1.14. Wherever a particular comment came from respondents in one or two specific sub-groups, this has been highlighted. Where no sub-groups are mentioned, it can be assumed that the comment was noted in responses from several different groups. When looking at group differences however, it must be also borne in mind that where a specific opinion has been identified in relation to a particular group or groups, this does not indicate that other groups did not share this opinion, but rather that they simply did not comment on that particular point.

1.15. When referring to respondents who made particular comments, the terms 'a small number', 'several' and so on have been used. While the analysis was qualitative in nature, as the questionnaire did not include any quantifiable questions, as a very general rule of thumb it can be assumed that: 'a small number' indicates fewer than 10 respondents; 'several' indicates around 10 to 20; and 'many' indicates over 20 but fewer than half of those who commented at any question.

1.16. While the consultation gave all who wished to comment an opportunity to do so, given the self-selecting nature of this type of exercise, any figures quoted here cannot be extrapolated to a wider population outwith the respondent sample.

1.17. The views presented in this analysis have not been vetted in any way for factual accuracy.
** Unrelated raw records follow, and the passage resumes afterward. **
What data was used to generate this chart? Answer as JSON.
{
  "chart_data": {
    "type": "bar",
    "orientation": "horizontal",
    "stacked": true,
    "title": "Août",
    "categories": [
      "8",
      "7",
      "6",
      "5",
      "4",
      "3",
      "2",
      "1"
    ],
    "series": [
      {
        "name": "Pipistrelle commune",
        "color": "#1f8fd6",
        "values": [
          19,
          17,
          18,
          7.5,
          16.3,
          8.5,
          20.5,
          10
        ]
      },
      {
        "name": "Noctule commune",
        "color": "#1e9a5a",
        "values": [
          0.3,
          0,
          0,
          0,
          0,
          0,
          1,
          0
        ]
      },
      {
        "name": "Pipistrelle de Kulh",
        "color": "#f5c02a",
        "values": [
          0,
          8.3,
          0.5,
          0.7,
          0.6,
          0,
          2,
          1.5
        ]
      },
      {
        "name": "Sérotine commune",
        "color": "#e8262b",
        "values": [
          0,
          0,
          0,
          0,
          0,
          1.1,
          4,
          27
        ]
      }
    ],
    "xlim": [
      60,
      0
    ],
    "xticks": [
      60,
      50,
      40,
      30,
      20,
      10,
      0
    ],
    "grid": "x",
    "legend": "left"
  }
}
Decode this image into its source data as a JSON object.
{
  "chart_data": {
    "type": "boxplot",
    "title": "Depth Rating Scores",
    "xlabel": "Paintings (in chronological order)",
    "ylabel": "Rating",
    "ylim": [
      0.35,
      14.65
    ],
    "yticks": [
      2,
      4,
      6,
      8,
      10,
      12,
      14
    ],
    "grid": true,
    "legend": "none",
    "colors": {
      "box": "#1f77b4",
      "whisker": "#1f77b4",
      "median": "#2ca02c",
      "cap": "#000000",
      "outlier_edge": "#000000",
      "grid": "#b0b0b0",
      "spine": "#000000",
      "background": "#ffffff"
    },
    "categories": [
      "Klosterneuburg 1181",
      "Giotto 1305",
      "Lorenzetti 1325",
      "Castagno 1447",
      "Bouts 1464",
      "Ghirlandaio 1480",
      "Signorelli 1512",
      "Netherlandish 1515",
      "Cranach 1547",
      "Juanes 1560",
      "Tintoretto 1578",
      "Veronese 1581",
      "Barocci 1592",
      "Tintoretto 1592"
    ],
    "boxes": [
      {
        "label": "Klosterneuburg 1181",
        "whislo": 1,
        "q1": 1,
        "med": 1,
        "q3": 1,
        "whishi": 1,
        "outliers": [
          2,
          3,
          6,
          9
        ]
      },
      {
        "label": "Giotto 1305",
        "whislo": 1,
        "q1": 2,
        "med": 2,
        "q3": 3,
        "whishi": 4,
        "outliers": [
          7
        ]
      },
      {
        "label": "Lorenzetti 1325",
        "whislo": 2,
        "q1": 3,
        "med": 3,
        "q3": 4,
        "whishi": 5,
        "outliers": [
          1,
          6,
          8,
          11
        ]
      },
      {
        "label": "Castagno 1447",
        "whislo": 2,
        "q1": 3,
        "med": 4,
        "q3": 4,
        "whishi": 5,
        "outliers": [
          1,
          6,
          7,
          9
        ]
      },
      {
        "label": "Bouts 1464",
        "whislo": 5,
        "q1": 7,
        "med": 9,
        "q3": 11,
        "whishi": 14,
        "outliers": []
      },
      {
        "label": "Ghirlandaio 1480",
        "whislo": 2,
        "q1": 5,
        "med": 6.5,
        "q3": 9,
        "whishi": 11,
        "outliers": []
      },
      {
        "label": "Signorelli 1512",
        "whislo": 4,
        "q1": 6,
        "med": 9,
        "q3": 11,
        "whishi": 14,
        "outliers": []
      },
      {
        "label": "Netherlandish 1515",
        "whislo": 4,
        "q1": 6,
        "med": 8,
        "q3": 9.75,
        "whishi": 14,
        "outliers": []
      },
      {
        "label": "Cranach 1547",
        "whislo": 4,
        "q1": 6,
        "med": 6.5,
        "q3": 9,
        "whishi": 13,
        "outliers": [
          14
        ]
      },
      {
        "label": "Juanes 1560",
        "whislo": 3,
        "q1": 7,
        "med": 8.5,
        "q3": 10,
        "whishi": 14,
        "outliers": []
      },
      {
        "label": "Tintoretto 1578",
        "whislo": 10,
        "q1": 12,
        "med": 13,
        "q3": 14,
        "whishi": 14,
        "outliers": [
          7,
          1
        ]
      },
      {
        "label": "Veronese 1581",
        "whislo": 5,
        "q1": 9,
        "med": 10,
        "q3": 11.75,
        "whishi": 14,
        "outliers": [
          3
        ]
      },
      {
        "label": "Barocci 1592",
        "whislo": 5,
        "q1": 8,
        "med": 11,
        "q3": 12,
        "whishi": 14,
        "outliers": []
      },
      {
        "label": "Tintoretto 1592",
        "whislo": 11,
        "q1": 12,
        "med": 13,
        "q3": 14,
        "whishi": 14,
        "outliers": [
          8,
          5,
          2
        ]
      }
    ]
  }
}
The opinions and comments submitted to the consultation may be based on fact or may, indeed, be based on what respondents perceive to be accurate, but which others may interpret differently. It is important for the analysis to represent views from all perspectives. The report may, therefore, contain analysis of responses which may be factually inaccurate or based on misunderstanding or misinformation but nevertheless reflect strongly held views. In some instances, such inaccuracies and misunderstandings will be relevant findings in themselves.

1.18. A small number of verbatim comments, from those who gave permission for their responses to be made public, have been used in the report to illustrate themes or to provide extra detail for some specific points.

1.19. Throughout the analysis a number of cross cutting themes were identified by respondents. Where these points have been noted at various questions in the responses, they are referenced and discussed in the final chapter in order to avoid repetition.